Il y a encore une raison pour laquelle le qualificatif “var” devrait être utilisé, même si on est certain qu'il n'y aura pas d'effet de bord (~ dégâts collatéraux). Le mot réservé “var” rend le code plus lisible et permet aux autres de le comprendre plus facilement (et donc de dénicher et corriger les éventuels bugs). Il indique clairement:“C'est ici que la variable débute sa vie de variable”

Les structures de test

Un programme qui exécute à la suite des commandes sans tenir compte de paramètres pour le diriger ou le limiter, peut être utile, mais peu intéressant.
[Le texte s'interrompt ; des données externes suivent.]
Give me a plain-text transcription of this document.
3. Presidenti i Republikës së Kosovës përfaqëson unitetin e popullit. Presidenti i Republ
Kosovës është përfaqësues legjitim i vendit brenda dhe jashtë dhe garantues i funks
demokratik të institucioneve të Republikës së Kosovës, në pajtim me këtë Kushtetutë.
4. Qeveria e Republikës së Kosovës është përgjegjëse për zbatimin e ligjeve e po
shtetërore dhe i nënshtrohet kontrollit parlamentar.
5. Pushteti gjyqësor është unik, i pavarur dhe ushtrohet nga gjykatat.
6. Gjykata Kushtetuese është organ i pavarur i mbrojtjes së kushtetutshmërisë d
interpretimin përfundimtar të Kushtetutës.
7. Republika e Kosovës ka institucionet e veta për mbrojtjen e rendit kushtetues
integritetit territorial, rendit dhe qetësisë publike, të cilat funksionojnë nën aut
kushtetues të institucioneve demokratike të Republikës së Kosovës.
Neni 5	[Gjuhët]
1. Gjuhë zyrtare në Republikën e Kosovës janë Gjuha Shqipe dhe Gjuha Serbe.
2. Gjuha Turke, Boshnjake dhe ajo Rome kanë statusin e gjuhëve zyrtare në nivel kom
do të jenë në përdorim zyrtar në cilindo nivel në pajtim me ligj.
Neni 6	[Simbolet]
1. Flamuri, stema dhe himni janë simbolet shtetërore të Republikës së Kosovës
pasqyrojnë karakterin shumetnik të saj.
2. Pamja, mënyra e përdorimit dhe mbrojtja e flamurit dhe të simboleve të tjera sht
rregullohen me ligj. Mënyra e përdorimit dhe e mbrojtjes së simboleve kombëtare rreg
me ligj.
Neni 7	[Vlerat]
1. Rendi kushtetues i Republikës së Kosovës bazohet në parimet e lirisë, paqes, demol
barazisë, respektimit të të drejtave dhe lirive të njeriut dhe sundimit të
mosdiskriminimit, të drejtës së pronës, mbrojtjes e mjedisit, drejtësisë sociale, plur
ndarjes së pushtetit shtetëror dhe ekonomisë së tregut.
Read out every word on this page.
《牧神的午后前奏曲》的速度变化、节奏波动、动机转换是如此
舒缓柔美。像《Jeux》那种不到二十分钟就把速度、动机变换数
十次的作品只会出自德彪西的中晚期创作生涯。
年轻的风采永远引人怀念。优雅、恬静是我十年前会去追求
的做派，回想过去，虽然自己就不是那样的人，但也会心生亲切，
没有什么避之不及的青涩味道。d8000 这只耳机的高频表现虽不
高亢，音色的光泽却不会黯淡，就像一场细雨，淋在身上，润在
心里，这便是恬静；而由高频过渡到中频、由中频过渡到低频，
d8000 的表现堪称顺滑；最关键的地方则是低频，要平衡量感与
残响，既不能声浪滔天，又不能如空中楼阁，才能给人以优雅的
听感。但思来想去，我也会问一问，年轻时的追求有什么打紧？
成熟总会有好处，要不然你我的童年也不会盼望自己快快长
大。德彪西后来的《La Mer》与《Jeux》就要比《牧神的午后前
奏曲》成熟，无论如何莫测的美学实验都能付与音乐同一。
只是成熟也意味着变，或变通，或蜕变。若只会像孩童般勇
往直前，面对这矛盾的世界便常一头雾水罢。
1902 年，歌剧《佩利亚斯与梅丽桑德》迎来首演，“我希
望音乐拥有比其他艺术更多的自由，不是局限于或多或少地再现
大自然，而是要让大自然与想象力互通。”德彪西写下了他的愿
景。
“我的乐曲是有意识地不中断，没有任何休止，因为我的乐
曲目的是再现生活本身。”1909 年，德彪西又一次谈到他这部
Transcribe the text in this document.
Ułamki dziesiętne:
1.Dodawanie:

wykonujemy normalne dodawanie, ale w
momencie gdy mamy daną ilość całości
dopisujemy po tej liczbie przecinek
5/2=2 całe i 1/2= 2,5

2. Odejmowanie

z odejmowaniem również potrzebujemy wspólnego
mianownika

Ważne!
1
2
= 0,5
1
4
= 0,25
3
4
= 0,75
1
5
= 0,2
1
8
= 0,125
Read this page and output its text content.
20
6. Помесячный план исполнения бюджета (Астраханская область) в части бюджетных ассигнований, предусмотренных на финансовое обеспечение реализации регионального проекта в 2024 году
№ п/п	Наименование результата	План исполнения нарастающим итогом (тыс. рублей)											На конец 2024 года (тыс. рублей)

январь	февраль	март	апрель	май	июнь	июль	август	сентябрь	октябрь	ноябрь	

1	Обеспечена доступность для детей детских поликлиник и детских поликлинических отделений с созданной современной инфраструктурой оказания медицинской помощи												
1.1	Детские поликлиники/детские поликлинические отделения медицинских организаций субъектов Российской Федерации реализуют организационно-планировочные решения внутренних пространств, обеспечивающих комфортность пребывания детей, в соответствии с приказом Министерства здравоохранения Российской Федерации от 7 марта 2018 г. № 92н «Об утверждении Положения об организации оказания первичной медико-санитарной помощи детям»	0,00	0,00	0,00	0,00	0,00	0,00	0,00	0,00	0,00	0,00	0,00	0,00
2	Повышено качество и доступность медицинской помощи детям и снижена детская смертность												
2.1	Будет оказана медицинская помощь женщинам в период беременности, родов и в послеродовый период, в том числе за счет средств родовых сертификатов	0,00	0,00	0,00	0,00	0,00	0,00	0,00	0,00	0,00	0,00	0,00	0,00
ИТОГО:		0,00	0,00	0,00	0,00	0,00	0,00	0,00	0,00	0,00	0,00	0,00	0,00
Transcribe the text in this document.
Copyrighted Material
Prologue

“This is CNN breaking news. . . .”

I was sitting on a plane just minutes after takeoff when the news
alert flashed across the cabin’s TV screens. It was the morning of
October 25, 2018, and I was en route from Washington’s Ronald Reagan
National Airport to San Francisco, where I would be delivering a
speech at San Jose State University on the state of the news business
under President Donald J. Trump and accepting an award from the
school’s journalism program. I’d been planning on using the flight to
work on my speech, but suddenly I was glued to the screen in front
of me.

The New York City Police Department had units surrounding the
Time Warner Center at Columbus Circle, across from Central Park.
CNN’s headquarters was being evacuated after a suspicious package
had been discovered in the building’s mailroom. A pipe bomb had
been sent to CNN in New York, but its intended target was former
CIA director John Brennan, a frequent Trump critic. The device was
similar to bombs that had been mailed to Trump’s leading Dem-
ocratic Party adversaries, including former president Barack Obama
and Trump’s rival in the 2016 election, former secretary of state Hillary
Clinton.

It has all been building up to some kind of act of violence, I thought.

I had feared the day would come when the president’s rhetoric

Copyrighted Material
Il est souvent nécessaire d'indiquer au système quoi faire dans telle condition, ou quand s'arrêter, etc. Pour ce faire, il existe des structures de test

si condition est vrai
alors fais ça
sinon fais otechose

en Nasal, il existe plusieurs façon d'écrire ce “branchement conditionnel” :

if ... else ...

if (fuel_freeze) return;

Dans ce cas, si la variable fuel_freeze est différente de zéro (0 = false; tout le reste = true), alors la fonction return est exécutée, sinon le programme continue à l'instruction suivante.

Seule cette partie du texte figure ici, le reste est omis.